Хотя, возможно, леди Джорджина просто не смогла объяснить, что чувствовала. Любовь к Майлсу Редмонду едва ли выразишь словами.

Внезапно Синтия обнаружила, что испытывает невольное уважение к Джорджине. Ведь у той хватило ума влюбиться в Майлса много лет назад.

Но разве объяснишь этой девушке, как заставить Майлса влюбиться в нее?

— Ну, следует начать с того... — Синтия запнулась. — Вам надо разделять его интересы, Джорджина.

— О, я пыталась. Но... мисс Брайтли, я должна сделать одно признание.

Синтия приготовилась к худшему.

— Д-да, слушаю вас.

— Я терпеть не могу пауков и насекомых! — воскликнула Джорджина с отчаянием. — Они пугают меня. — Она содрогнулась. — Я ненавижу их всех!

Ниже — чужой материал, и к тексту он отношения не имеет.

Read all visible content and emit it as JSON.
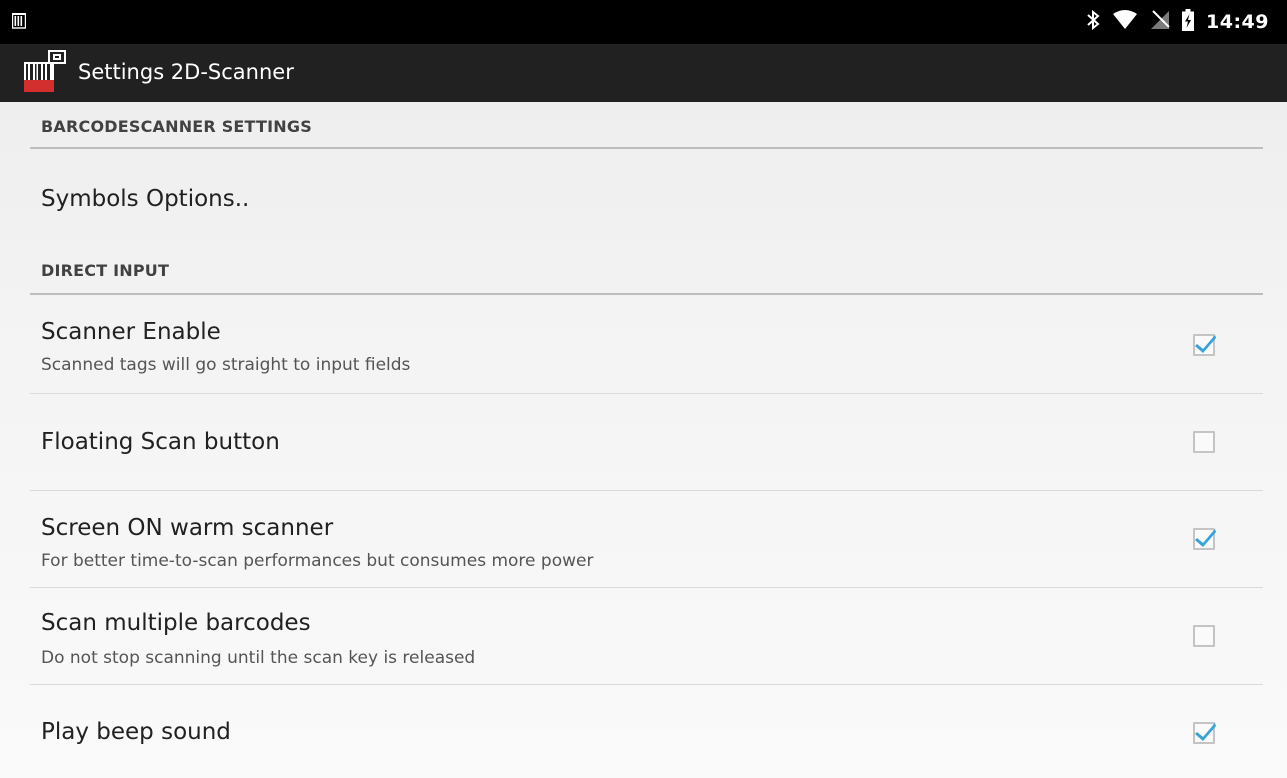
{
  "status_bar": {
    "time": "14:49",
    "icons": [
      "notification-icon",
      "bluetooth-icon",
      "wifi-icon",
      "no-signal-icon",
      "battery-charging-icon"
    ]
  },
  "action_bar": {
    "title": "Settings 2D-Scanner",
    "icon": "barcode-scanner-app-icon"
  },
  "sections": [
    {
      "header": "BARCODESCANNER SETTINGS"
    },
    {
      "header": "DIRECT INPUT"
    }
  ],
  "symbols_options": {
    "title": "Symbols Options.."
  },
  "preferences": [
    {
      "title": "Scanner Enable",
      "summary": "Scanned tags will go straight to input fields",
      "checked": true
    },
    {
      "title": "Floating Scan button",
      "summary": "",
      "checked": false
    },
    {
      "title": "Screen ON warm scanner",
      "summary": "For better time-to-scan performances but consumes more power",
      "checked": true
    },
    {
      "title": "Scan multiple barcodes",
      "summary": "Do not stop scanning until the scan key is released",
      "checked": false
    },
    {
      "title": "Play beep sound",
      "summary": "",
      "checked": true
    }
  ],
  "colors": {
    "accent": "#33a3dc",
    "status_bar": "#000000",
    "action_bar": "#212121",
    "app_icon_red": "#d32f2f"
  }
}
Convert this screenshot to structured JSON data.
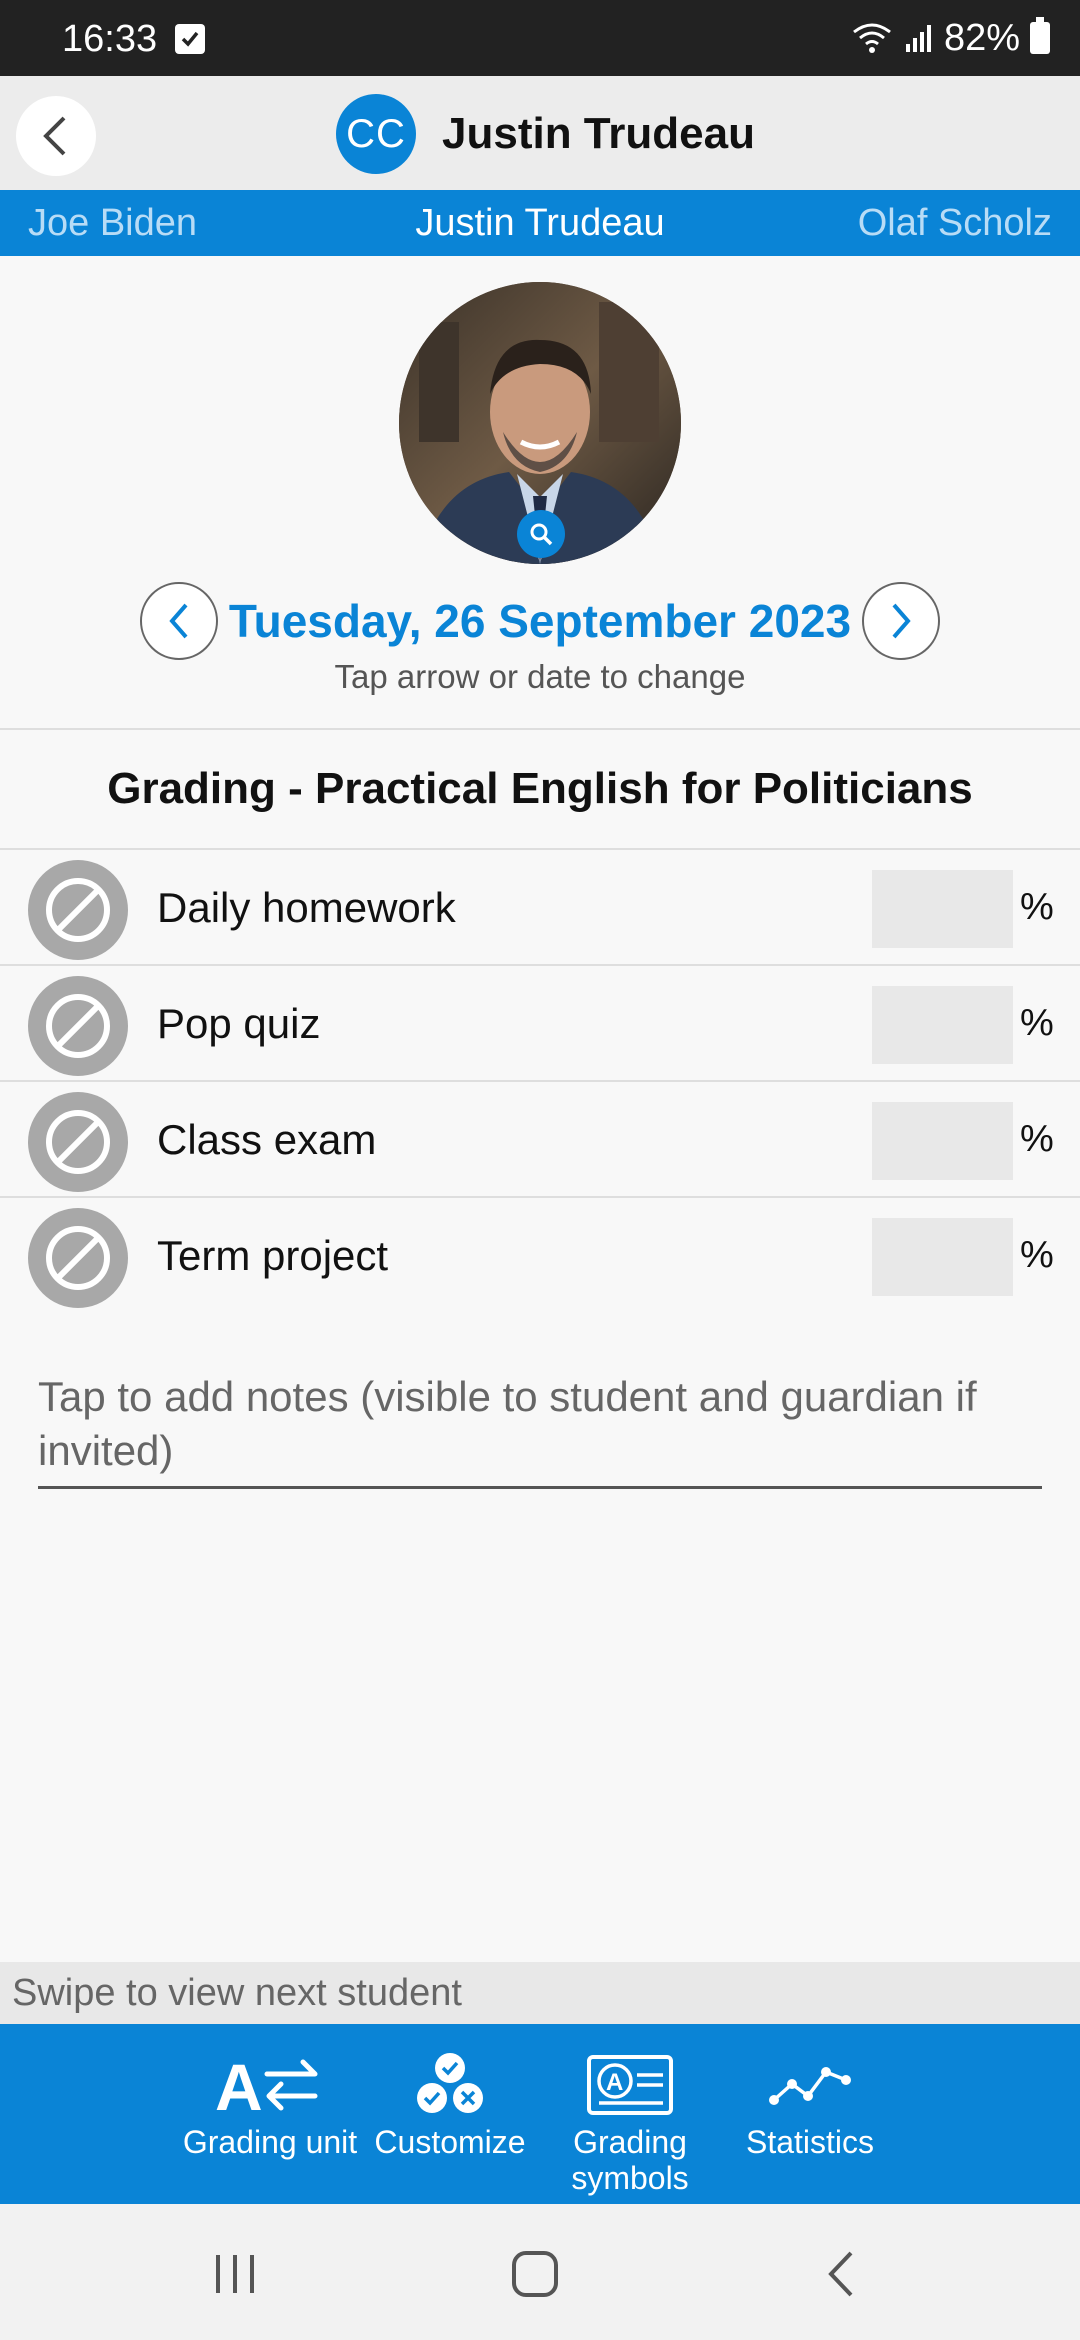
{
  "status_bar": {
    "time": "16:33",
    "battery": "82%"
  },
  "header": {
    "avatar_initials": "CC",
    "title": "Justin Trudeau"
  },
  "student_switcher": {
    "previous": "Joe Biden",
    "current": "Justin Trudeau",
    "next": "Olaf Scholz"
  },
  "date_nav": {
    "date": "Tuesday, 26 September 2023",
    "hint": "Tap arrow or date to change"
  },
  "grading": {
    "title": "Grading - Practical English for Politicians",
    "percent_symbol": "%",
    "items": [
      {
        "label": "Daily homework",
        "value": ""
      },
      {
        "label": "Pop quiz",
        "value": ""
      },
      {
        "label": "Class exam",
        "value": ""
      },
      {
        "label": "Term project",
        "value": ""
      }
    ]
  },
  "notes": {
    "placeholder": "Tap to add notes (visible to student and guardian if invited)"
  },
  "swipe_hint": "Swipe to view next student",
  "toolbar": {
    "items": [
      {
        "label": "Grading unit",
        "icon": "grading-unit-icon"
      },
      {
        "label": "Customize",
        "icon": "customize-icon"
      },
      {
        "label": "Grading symbols",
        "icon": "grading-symbols-icon"
      },
      {
        "label": "Statistics",
        "icon": "statistics-icon"
      }
    ]
  },
  "colors": {
    "accent": "#0a84d6",
    "status_bar": "#222222",
    "header": "#ececec"
  }
}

На мгновение Синтия лишилась дара речи.

— Но пауки такие...

— Отвратительные, крохотные, неугомонные существа, пожирающие трупы других насекомых, — перебила Джорджина и снова содрогнулась. — Мне нет никакого дела до их сообществ и до того, как они размножаются. Тем не менее, я эксперт по местным муравьям. И это только потому, что я неравнодушна к мистеру Редмонду. Я так старалась заинтересоваться тем, чем интересуется он. Но как его угораздило увлечься этими ужасными букашками?..

Было очень трогательно и даже увлекательно наблюдать романтические страдания леди Джорджины, вынужденной притворяться, что ей нравится то, что нравится Майлсу Редмонду.

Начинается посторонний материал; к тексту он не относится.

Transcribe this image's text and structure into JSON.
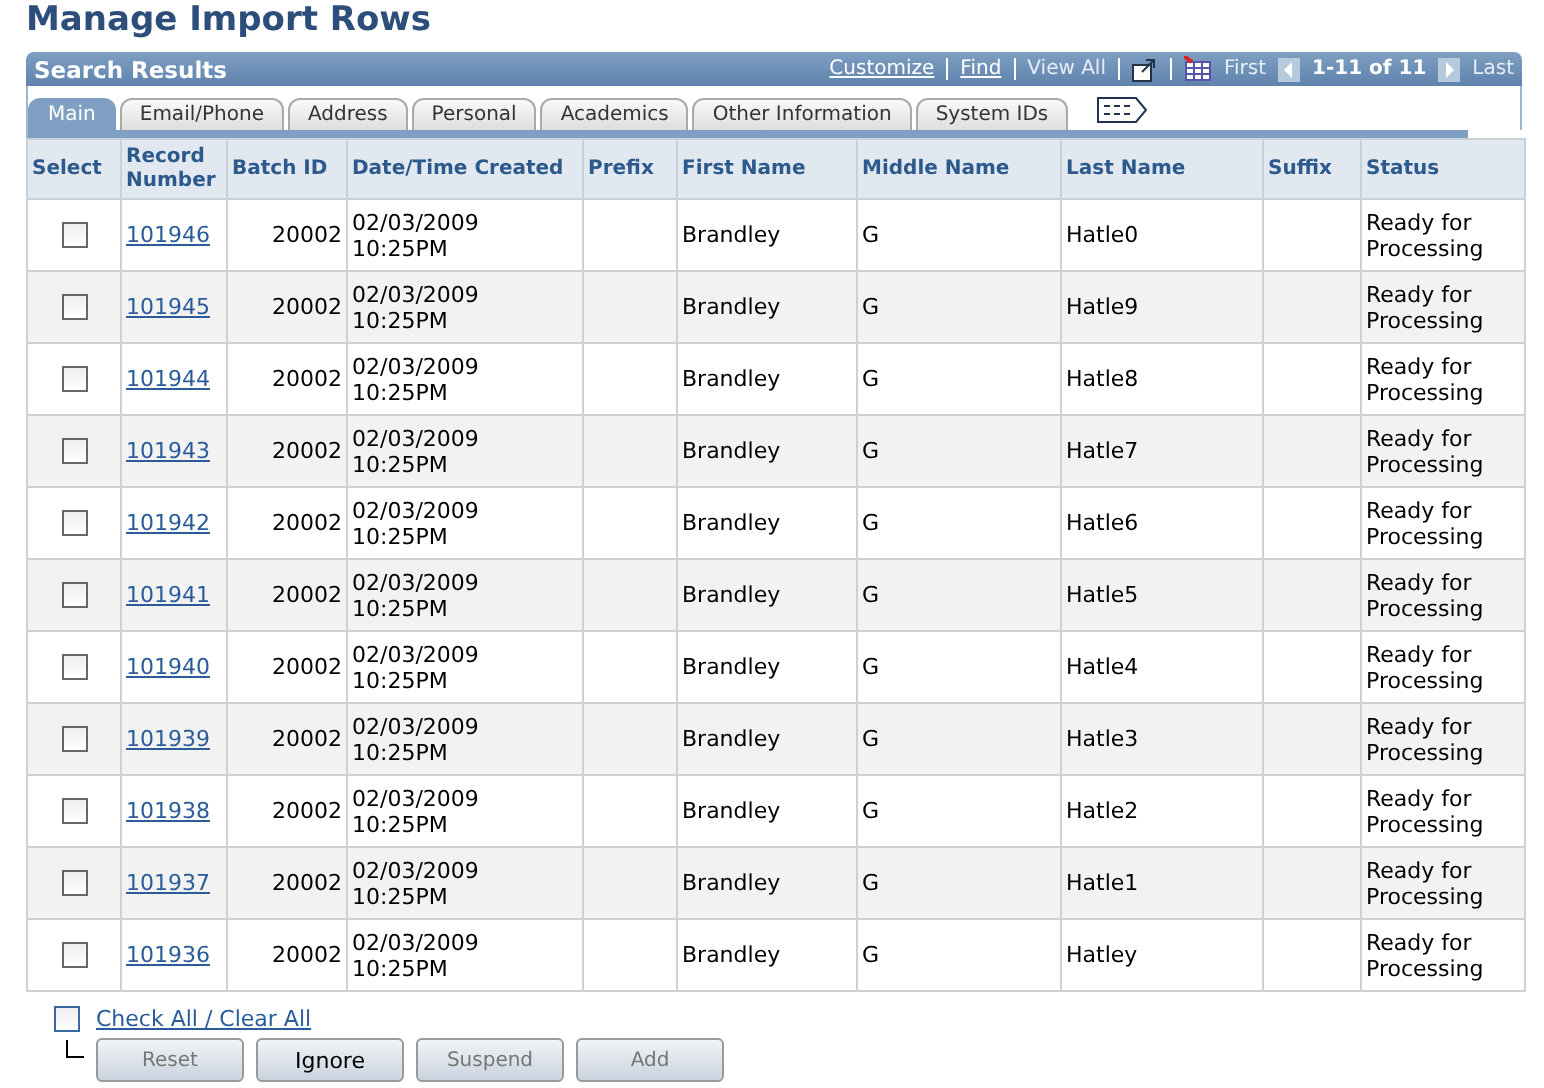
{
  "page_title": "Manage Import Rows",
  "grid": {
    "title": "Search Results",
    "links": [
      {
        "label": "Customize",
        "disabled": false
      },
      {
        "label": "Find",
        "disabled": false
      },
      {
        "label": "View All",
        "disabled": true
      }
    ],
    "first": {
      "label": "First",
      "disabled": true
    },
    "range": "1-11 of 11",
    "last": {
      "label": "Last",
      "disabled": true
    },
    "tabs": [
      {
        "label": "Main",
        "selected": true
      },
      {
        "label": "Email/Phone",
        "selected": false
      },
      {
        "label": "Address",
        "selected": false
      },
      {
        "label": "Personal",
        "selected": false
      },
      {
        "label": "Academics",
        "selected": false
      },
      {
        "label": "Other Information",
        "selected": false
      },
      {
        "label": "System IDs",
        "selected": false
      }
    ],
    "columns": [
      "Select",
      "Record Number",
      "Batch ID",
      "Date/Time Created",
      "Prefix",
      "First Name",
      "Middle Name",
      "Last Name",
      "Suffix",
      "Status"
    ],
    "rows": [
      {
        "checked": false,
        "record_number": "101946",
        "batch_id": "20002",
        "created": "02/03/2009 10:25PM",
        "first_name": "Brandley",
        "middle_name": "G",
        "last_name": "Hatle0",
        "status": "Ready for Processing"
      },
      {
        "checked": false,
        "record_number": "101945",
        "batch_id": "20002",
        "created": "02/03/2009 10:25PM",
        "first_name": "Brandley",
        "middle_name": "G",
        "last_name": "Hatle9",
        "status": "Ready for Processing"
      },
      {
        "checked": false,
        "record_number": "101944",
        "batch_id": "20002",
        "created": "02/03/2009 10:25PM",
        "first_name": "Brandley",
        "middle_name": "G",
        "last_name": "Hatle8",
        "status": "Ready for Processing"
      },
      {
        "checked": false,
        "record_number": "101943",
        "batch_id": "20002",
        "created": "02/03/2009 10:25PM",
        "first_name": "Brandley",
        "middle_name": "G",
        "last_name": "Hatle7",
        "status": "Ready for Processing"
      },
      {
        "checked": false,
        "record_number": "101942",
        "batch_id": "20002",
        "created": "02/03/2009 10:25PM",
        "first_name": "Brandley",
        "middle_name": "G",
        "last_name": "Hatle6",
        "status": "Ready for Processing"
      },
      {
        "checked": false,
        "record_number": "101941",
        "batch_id": "20002",
        "created": "02/03/2009 10:25PM",
        "first_name": "Brandley",
        "middle_name": "G",
        "last_name": "Hatle5",
        "status": "Ready for Processing"
      },
      {
        "checked": false,
        "record_number": "101940",
        "batch_id": "20002",
        "created": "02/03/2009 10:25PM",
        "first_name": "Brandley",
        "middle_name": "G",
        "last_name": "Hatle4",
        "status": "Ready for Processing"
      },
      {
        "checked": false,
        "record_number": "101939",
        "batch_id": "20002",
        "created": "02/03/2009 10:25PM",
        "first_name": "Brandley",
        "middle_name": "G",
        "last_name": "Hatle3",
        "status": "Ready for Processing"
      },
      {
        "checked": false,
        "record_number": "101938",
        "batch_id": "20002",
        "created": "02/03/2009 10:25PM",
        "first_name": "Brandley",
        "middle_name": "G",
        "last_name": "Hatle2",
        "status": "Ready for Processing"
      },
      {
        "checked": false,
        "record_number": "101937",
        "batch_id": "20002",
        "created": "02/03/2009 10:25PM",
        "first_name": "Brandley",
        "middle_name": "G",
        "last_name": "Hatle1",
        "status": "Ready for Processing"
      },
      {
        "checked": false,
        "record_number": "101936",
        "batch_id": "20002",
        "created": "02/03/2009 10:25PM",
        "first_name": "Brandley",
        "middle_name": "G",
        "last_name": "Hatley",
        "status": "Ready for Processing"
      }
    ]
  },
  "check_all": {
    "label": "Check All / Clear All",
    "checked": false
  },
  "buttons": [
    {
      "label": "Reset",
      "disabled": true
    },
    {
      "label": "Ignore",
      "disabled": false
    },
    {
      "label": "Suspend",
      "disabled": true
    },
    {
      "label": "Add",
      "disabled": true
    }
  ]
}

Но какая ирония! Оказывается, у них с леди Джорджиной гораздо больше общего, чем она, Синтия, могла себе представить.

Существовало множество вещей, которые она могла бы сказать или сделать. Но что сказать женщине, на которой Майлс Редмонд намерен жениться? С которой он проведет остаток своей жизни, с которой он будет разговаривать и...

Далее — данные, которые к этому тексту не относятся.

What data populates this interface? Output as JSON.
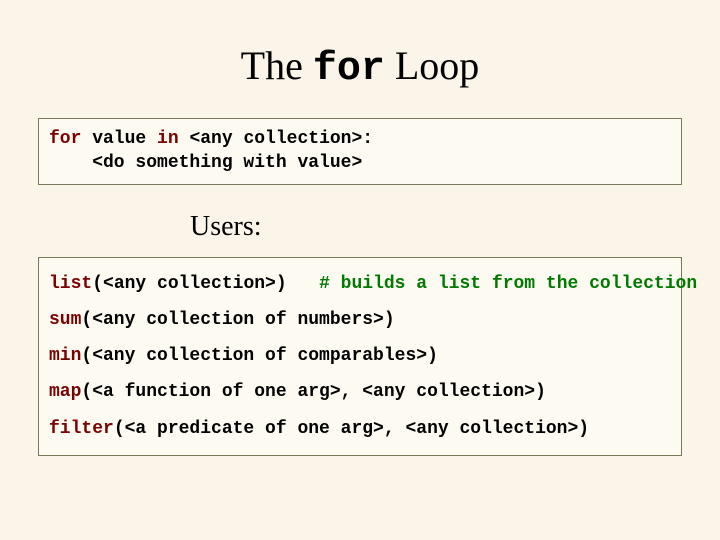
{
  "title": {
    "pre": "The ",
    "kw": "for",
    "post": " Loop"
  },
  "syntax": {
    "kw_for": "for",
    "var": " value ",
    "kw_in": "in",
    "coll": " <any collection>:",
    "indent": "    <do something with value>"
  },
  "subheading": "Users:",
  "users": {
    "list": {
      "fn": "list",
      "args": "(<any collection>)   ",
      "comment": "# builds a list from the collection"
    },
    "sum": {
      "fn": "sum",
      "args": "(<any collection of numbers>)"
    },
    "min": {
      "fn": "min",
      "args": "(<any collection of comparables>)"
    },
    "map": {
      "fn": "map",
      "args": "(<a function of one arg>, <any collection>)"
    },
    "filter": {
      "fn": "filter",
      "args": "(<a predicate of one arg>, <any collection>)"
    }
  }
}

На мгновение Синтия закрыла глаза, превозмогая боль, пронзившую ее сердце. Потом осторожно спросила:

— Вы никогда не задумывались о том, что все это — то есть интересы мистера Редмонда — отражение того, кем он является на самом деле?

— Все эти ползающие многоножки? — в ужасе прошептала Джорджина, на секунду спрятав лицо в ладонях. — Не может быть. Наверняка это просто развлечение. Своего рода мальчишество. А когда мы поженимся, он займется семейным бизнесом и нашими... детьми. — Лицо девушки снова залила краска.

— Однако он хочет вернуться на Лакао. Он хочет снарядить туда экспедицию, — возразила Синтия.

— Я откажусь ехать!

— Но, Джорджина!.. — Внезапно Синтии стало страшно за Майлса. — Его интересует природа и живые существа, которые ее населяют. Ему нравится изучать их, описывать...

Синтия умолкла. Она могла бы часами рассказывать о Майлсе. Но этим она только выдала бы себя. Печально, что ему придется жениться на женщине, которая никогда не поймет его. При мысли о будущем Майлса Синтия немного вздохнула, но тут же подумала: «Я должна помочь ему, как он помогает мне».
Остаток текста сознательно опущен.